Primary Modules

ets_generate_data.py

This module is the main entry point for generating a set of simulated tilt stacks.

The tilt stacks are generated using the TEM-Simulator software package, taking as input a PDB or MRC map file of a particular particle of interest and generating a cryo-EM image stack containing the given particle. More complicated particle sources (i.e. randomizing the orientations of the particles and adding membrane segments around them) can be used by providing a custom Assembler class which interfaces with a Chimera REST Server to assemble these particle sources to feed in to each run of the TEM-Simulator.

Kyung Min Shin, 2020

ets_generate_data.configure_root_logger(queue)

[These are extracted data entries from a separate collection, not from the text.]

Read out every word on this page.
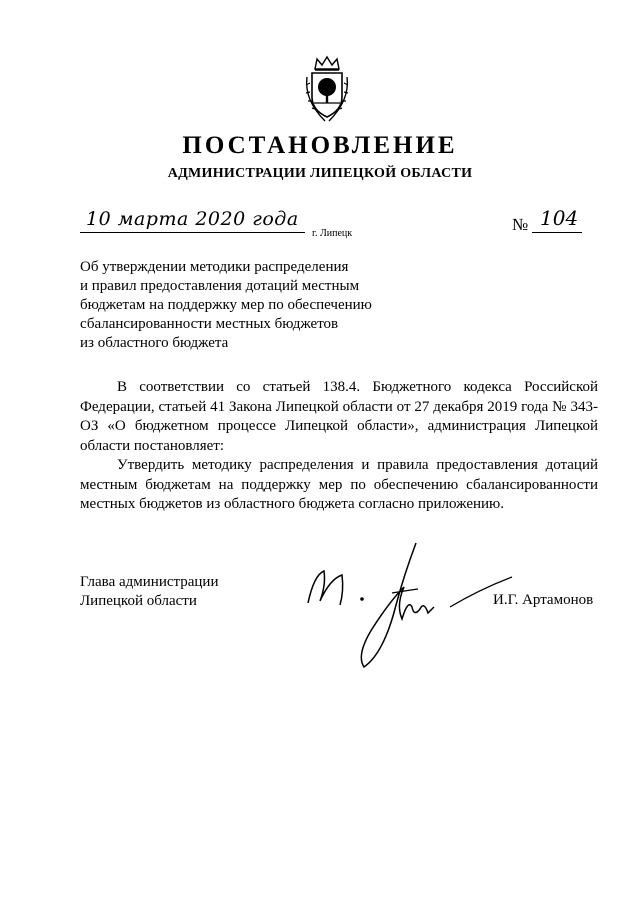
ПОСТАНОВЛЕНИЕ
АДМИНИСТРАЦИИ ЛИПЕЦКОЙ ОБЛАСТИ
10 марта 2020 года
г. Липецк	№ 104
Об утверждении методики распределения
и правил предоставления дотаций местным
бюджетам на поддержку мер по обеспечению
сбалансированности местных бюджетов
из областного бюджета

В соответствии со статьей 138.4. Бюджетного кодекса Российской Федерации, статьей 41 Закона Липецкой области от 27 декабря 2019 года № 343-ОЗ «О бюджетном процессе Липецкой области», администрация Липецкой области постановляет:

Утвердить методику распределения и правила предоставления дотаций местным бюджетам на поддержку мер по обеспечению сбалансированности местных бюджетов из областного бюджета согласно приложению.

Глава администрации
Липецкой области	И.Г. Артамонов
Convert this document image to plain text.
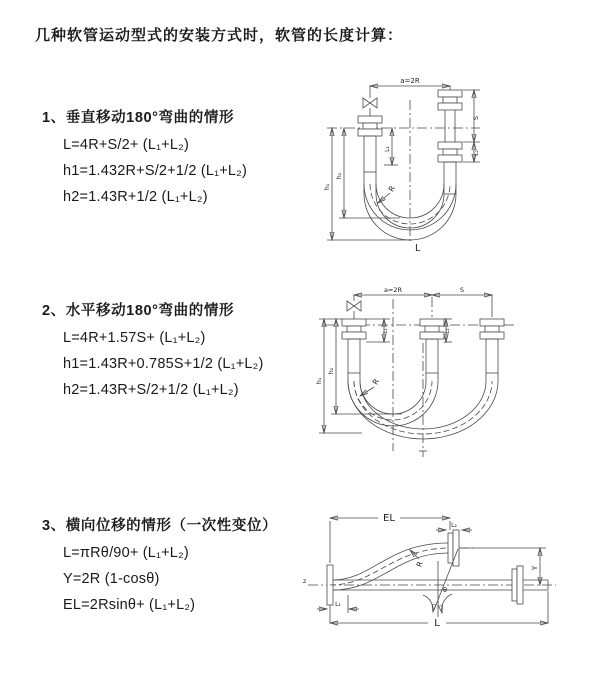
几种软管运动型式的安装方式时，软管的长度计算：
1、垂直移动180°弯曲的情形
L=4R+S/2+ (L₁+L₂)
h1=1.432R+S/2+1/2 (L₁+L₂)
h2=1.43R+1/2 (L₁+L₂)
2、水平移动180°弯曲的情形
L=4R+1.57S+ (L₁+L₂)
h1=1.43R+0.785S+1/2 (L₁+L₂)
h2=1.43R+S/2+1/2 (L₁+L₂)
3、横向位移的情形（一次性变位）
L=πRθ/90+ (L₁+L₂)
Y=2R (1-cosθ)
EL=2Rsinθ+ (L₁+L₂)
a=2R
h₁
h₂
L₁
S
L₂
R
L
a=2R	S
h₁
h₂
L₁	L₂
R
z
EL
L₂
Y
θ
R
L₁
L
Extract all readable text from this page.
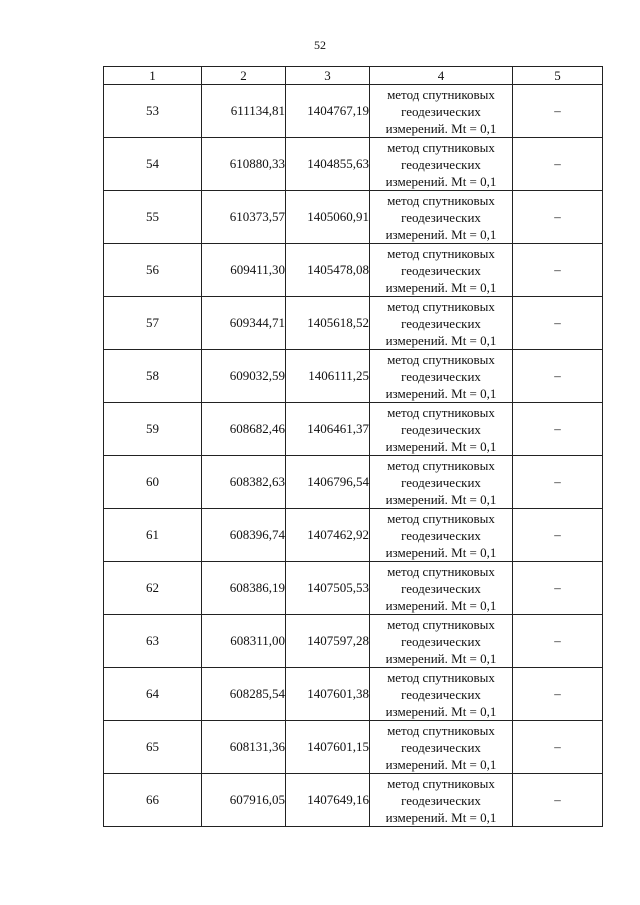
52
1	2	3	4	5
53	611134,81	1404767,19	метод спутниковых
геодезических
измерений. Mt = 0,1	–
54	610880,33	1404855,63	метод спутниковых
геодезических
измерений. Mt = 0,1	–
55	610373,57	1405060,91	метод спутниковых
геодезических
измерений. Mt = 0,1	–
56	609411,30	1405478,08	метод спутниковых
геодезических
измерений. Mt = 0,1	–
57	609344,71	1405618,52	метод спутниковых
геодезических
измерений. Mt = 0,1	–
58	609032,59	1406111,25	метод спутниковых
геодезических
измерений. Mt = 0,1	–
59	608682,46	1406461,37	метод спутниковых
геодезических
измерений. Mt = 0,1	–
60	608382,63	1406796,54	метод спутниковых
геодезических
измерений. Mt = 0,1	–
61	608396,74	1407462,92	метод спутниковых
геодезических
измерений. Mt = 0,1	–
62	608386,19	1407505,53	метод спутниковых
геодезических
измерений. Mt = 0,1	–
63	608311,00	1407597,28	метод спутниковых
геодезических
измерений. Mt = 0,1	–
64	608285,54	1407601,38	метод спутниковых
геодезических
измерений. Mt = 0,1	–
65	608131,36	1407601,15	метод спутниковых
геодезических
измерений. Mt = 0,1	–
66	607916,05	1407649,16	метод спутниковых
геодезических
измерений. Mt = 0,1	–
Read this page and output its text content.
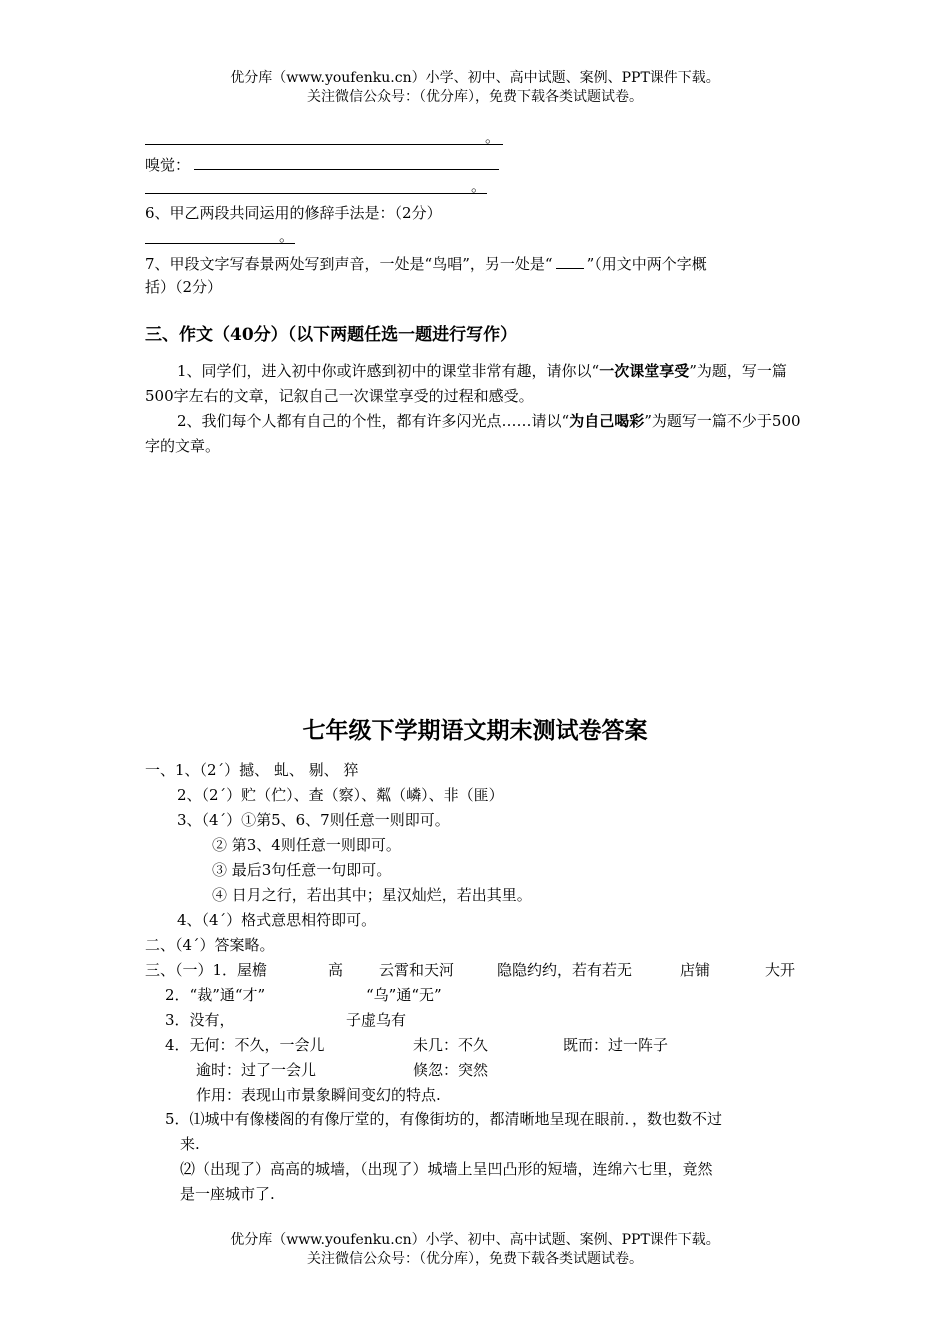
优分库（www.youfenku.cn）小学、初中、高中试题、案例、PPT课件下载。
关注微信公众号：（优分库），免费下载各类试题试卷。
。
嗅觉：
。
6、甲乙两段共同运用的修辞手法是：（2分）
。
7、甲段文字写春景两处写到声音，一处是“鸟唱”，另一处是“ ”（用文中两个字概
括）（2分）
三、作文（40分）（以下两题任选一题进行写作）
1、同学们，进入初中你或许感到初中的课堂非常有趣，请你以“一次课堂享受”为题，写一篇500字左右的文章，记叙自己一次课堂享受的过程和感受。
2、我们每个人都有自己的个性，都有许多闪光点……请以“为自己喝彩”为题写一篇不少于500字的文章。
七年级下学期语文期末测试卷答案
一、1、（2´）撼、 虬、 剔、 猝
2、（2´）贮（伫）、查（察）、粼（嶙）、非（匪）
3、（4´）①第5、6、7则任意一则即可。
② 第3、4则任意一则即可。
③ 最后3句任意一句即可。
④ 日月之行，若出其中；星汉灿烂，若出其里。
4、（4´）格式意思相符即可。
二、（4´）答案略。
三、（一）1．屋檐	高 云霄和天河	隐隐约约，若有若无	店铺	大开
2．“裁”通“才”	“乌”通“无”
3．没有，	子虚乌有
4．无何：不久，一会儿	未几：不久	既而：过一阵子
逾时：过了一会儿	倏忽：突然
作用：表现山市景象瞬间变幻的特点.
5．⑴城中有像楼阁的有像厅堂的，有像街坊的，都清晰地呈现在眼前．，数也数不过
来.
⑵（出现了）高高的城墙，（出现了）城墙上呈凹凸形的短墙，连绵六七里，竟然
是一座城市了.
优分库（www.youfenku.cn）小学、初中、高中试题、案例、PPT课件下载。
关注微信公众号：（优分库），免费下载各类试题试卷。
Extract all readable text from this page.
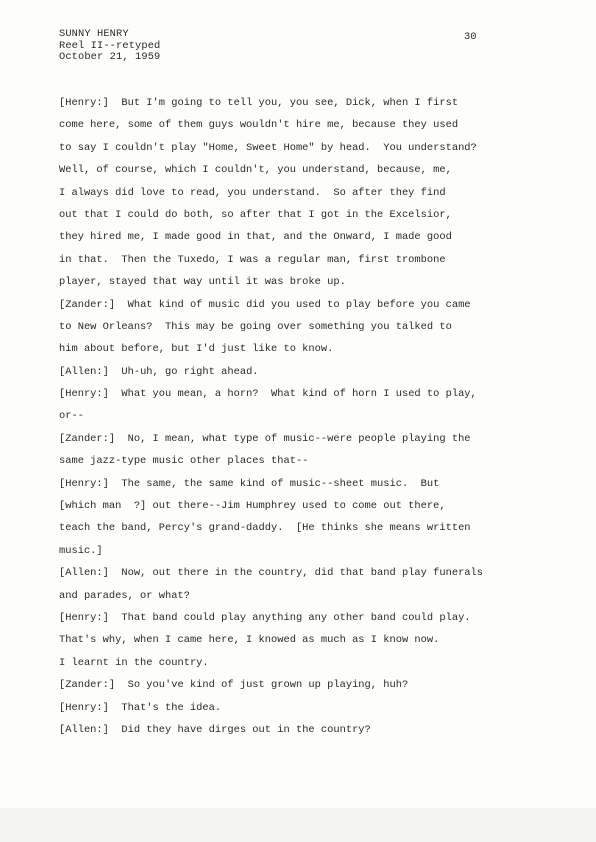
SUNNY HENRY
Reel II--retyped
October 21, 1959
30
[Henry:]  But I'm going to tell you, you see, Dick, when I first
come here, some of them guys wouldn't hire me, because they used
to say I couldn't play "Home, Sweet Home" by head.  You understand?
Well, of course, which I couldn't, you understand, because, me,
I always did love to read, you understand.  So after they find
out that I could do both, so after that I got in the Excelsior,
they hired me, I made good in that, and the Onward, I made good
in that.  Then the Tuxedo, I was a regular man, first trombone
player, stayed that way until it was broke up.
[Zander:]  What kind of music did you used to play before you came
to New Orleans?  This may be going over something you talked to
him about before, but I'd just like to know.
[Allen:]  Uh-uh, go right ahead.
[Henry:]  What you mean, a horn?  What kind of horn I used to play,
or--
[Zander:]  No, I mean, what type of music--were people playing the
same jazz-type music other places that--
[Henry:]  The same, the same kind of music--sheet music.  But
[which man  ?] out there--Jim Humphrey used to come out there,
teach the band, Percy's grand-daddy.  [He thinks she means written
music.]
[Allen:]  Now, out there in the country, did that band play funerals
and parades, or what?
[Henry:]  That band could play anything any other band could play.
That's why, when I came here, I knowed as much as I know now.
I learnt in the country.
[Zander:]  So you've kind of just grown up playing, huh?
[Henry:]  That's the idea.
[Allen:]  Did they have dirges out in the country?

Helper function to initialize and configure the main logger instance to handle log messages.

Parameters

queue – An instance of the multiprocessing.queue class which provides thread-safe handling of log messages coming from many child processes.

Returns: None

ets_generate_data.main(configs)

The main driver process, which sets up top-level run directories and spawns necessary child processes.

Returns: None

ets_generate_data.parse_inputs()

Instantiate and set up the command line arguments parser for the ets_generate_data module

Returns: None

ets_generate_data.run_chimera_server(chimera_path, commands_queue, process_events)

Run the Chimera REST Server in a child process.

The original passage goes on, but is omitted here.